Lezo no añadió nada. Pidió a Agresot y al oficial que se disponía a acompañarle que entregaran sus armas.
—Suerte —añadió a modo de despedida—. Les aguardo esta noche en el San Felipe. Esto todavía no ha terminado.
* * *
El plan de Lezo salió según lo previsto. A última hora de la larde, la dotación abandonó el fuerte separada en dos grupos y se dirigió hacia el embarcadero. Por suerte, los ingleses no habían destruido sus botes y lanchas. Quizás porque no se les pasara por la cabeza que los españoles pudieran finalmente huir.
Uno y otro bando habían intercambiado disparos de mosquete durante todo el día, pero sin demasiada violencia. Por momentos, pareciera que a ninguna de las dos partes les interesara demasiado aquella batalla. Como si estuvieran allí porque no tuvieran nada mejor que hacer. Como si se disparasen para matar el tiempo hasta que llegara la época de las lluvias.
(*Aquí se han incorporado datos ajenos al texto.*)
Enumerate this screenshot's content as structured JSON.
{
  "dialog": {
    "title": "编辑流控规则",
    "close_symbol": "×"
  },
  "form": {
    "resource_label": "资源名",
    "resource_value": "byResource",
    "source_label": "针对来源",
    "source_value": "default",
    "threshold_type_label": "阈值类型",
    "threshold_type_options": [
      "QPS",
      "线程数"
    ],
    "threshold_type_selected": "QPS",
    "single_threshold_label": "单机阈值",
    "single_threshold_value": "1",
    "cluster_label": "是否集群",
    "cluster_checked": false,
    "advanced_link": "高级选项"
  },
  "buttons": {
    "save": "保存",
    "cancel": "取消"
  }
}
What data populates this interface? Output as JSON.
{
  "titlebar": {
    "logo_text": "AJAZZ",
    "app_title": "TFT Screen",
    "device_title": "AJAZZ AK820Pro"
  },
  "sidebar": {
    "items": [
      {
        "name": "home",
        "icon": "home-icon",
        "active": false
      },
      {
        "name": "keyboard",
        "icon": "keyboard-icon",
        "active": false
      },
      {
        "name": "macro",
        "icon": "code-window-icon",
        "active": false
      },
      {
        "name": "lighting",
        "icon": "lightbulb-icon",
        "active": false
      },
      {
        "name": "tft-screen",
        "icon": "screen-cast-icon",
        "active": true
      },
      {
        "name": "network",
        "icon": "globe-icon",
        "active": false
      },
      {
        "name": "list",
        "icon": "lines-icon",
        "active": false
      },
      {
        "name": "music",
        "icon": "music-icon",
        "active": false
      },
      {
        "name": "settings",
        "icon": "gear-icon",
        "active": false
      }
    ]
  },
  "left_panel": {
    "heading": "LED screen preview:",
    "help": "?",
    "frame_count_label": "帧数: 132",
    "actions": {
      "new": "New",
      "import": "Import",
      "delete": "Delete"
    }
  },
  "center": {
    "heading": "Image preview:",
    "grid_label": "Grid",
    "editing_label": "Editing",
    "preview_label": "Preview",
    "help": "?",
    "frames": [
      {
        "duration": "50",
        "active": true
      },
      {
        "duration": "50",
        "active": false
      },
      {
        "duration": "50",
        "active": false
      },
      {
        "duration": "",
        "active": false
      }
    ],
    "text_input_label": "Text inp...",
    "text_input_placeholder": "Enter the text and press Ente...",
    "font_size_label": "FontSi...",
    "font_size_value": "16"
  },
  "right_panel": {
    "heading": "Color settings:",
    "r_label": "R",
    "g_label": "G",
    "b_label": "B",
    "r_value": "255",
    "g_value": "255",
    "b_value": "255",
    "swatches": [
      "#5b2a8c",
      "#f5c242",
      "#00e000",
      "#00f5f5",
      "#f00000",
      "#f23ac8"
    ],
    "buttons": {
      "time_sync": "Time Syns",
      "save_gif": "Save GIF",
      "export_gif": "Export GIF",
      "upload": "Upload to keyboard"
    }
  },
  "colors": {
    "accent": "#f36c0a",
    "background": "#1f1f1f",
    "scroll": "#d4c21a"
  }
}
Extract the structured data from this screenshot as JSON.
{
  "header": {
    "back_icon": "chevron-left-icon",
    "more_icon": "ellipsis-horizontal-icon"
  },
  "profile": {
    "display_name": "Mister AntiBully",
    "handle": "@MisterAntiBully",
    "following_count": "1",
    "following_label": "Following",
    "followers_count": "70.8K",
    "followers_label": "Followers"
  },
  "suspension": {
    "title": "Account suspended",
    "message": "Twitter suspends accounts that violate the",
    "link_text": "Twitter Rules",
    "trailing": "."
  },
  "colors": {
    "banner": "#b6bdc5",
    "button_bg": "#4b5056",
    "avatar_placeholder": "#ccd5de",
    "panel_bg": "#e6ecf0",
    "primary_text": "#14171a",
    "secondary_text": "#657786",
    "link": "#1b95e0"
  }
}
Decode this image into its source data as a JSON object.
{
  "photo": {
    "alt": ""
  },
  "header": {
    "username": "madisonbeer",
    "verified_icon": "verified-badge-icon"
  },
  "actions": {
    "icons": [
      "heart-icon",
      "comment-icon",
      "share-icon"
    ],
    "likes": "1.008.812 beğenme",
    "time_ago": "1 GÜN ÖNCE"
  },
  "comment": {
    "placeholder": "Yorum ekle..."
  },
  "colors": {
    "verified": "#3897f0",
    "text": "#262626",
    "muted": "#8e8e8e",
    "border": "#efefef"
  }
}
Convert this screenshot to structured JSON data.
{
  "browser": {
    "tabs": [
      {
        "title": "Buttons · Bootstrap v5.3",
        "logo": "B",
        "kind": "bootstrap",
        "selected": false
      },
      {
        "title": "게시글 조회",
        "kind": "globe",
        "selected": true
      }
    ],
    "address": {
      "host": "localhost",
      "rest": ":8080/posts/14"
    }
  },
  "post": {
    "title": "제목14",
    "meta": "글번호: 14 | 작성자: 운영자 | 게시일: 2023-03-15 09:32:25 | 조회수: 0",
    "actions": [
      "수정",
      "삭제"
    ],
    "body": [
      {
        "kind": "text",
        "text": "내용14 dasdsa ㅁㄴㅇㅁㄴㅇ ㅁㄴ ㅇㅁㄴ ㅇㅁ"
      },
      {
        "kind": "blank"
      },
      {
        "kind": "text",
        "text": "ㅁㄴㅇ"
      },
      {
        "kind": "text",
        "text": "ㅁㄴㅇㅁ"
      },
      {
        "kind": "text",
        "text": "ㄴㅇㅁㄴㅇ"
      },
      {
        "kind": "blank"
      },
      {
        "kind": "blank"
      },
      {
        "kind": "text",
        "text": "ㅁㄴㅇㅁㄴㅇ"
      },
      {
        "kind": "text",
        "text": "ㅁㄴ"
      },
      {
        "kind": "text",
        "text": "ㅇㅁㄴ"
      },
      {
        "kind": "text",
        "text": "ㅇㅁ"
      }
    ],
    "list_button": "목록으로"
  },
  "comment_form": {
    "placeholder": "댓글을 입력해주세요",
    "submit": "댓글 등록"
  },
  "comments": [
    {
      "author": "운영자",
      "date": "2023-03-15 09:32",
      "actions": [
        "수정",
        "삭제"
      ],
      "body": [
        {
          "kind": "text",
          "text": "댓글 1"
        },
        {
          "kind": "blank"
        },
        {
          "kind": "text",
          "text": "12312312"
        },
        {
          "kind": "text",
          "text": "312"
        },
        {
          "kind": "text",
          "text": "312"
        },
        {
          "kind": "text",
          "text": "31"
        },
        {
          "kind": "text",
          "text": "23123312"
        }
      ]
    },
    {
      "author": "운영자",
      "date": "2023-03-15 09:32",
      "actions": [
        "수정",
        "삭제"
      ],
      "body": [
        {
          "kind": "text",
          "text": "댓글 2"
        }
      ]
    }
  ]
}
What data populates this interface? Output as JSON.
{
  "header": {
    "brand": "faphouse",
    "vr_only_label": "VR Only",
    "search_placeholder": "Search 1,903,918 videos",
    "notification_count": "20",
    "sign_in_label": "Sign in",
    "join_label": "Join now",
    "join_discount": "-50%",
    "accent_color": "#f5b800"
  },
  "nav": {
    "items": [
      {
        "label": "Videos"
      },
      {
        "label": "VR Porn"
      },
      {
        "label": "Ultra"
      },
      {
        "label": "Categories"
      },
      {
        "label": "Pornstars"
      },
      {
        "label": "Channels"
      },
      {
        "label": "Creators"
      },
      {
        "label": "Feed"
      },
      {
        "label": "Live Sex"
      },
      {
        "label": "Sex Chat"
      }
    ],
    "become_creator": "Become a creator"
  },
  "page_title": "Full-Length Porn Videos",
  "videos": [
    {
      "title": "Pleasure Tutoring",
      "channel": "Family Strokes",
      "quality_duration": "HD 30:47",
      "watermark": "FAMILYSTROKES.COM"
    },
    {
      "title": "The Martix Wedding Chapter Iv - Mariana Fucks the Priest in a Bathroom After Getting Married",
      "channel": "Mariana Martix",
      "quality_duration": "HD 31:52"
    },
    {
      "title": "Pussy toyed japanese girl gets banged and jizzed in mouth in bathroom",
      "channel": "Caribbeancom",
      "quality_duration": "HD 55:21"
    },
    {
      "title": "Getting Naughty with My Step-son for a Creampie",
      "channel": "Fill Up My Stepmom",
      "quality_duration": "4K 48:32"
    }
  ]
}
Algo moderadamente divertido y sin demasiadas consecuencias.
Agresot y su acompañante hacía horas que se habían internado en el manglar y nada sucedía: ni los ingleses parecían dispuestos a hacer uso de la artillería que habían situado en las inmediaciones de la puerta principal del fuerte, ni los enviados con la bandera blanca regresaban, ni nadie disparaba un solo tiro con verdadera capacidad de hacer daño al otro.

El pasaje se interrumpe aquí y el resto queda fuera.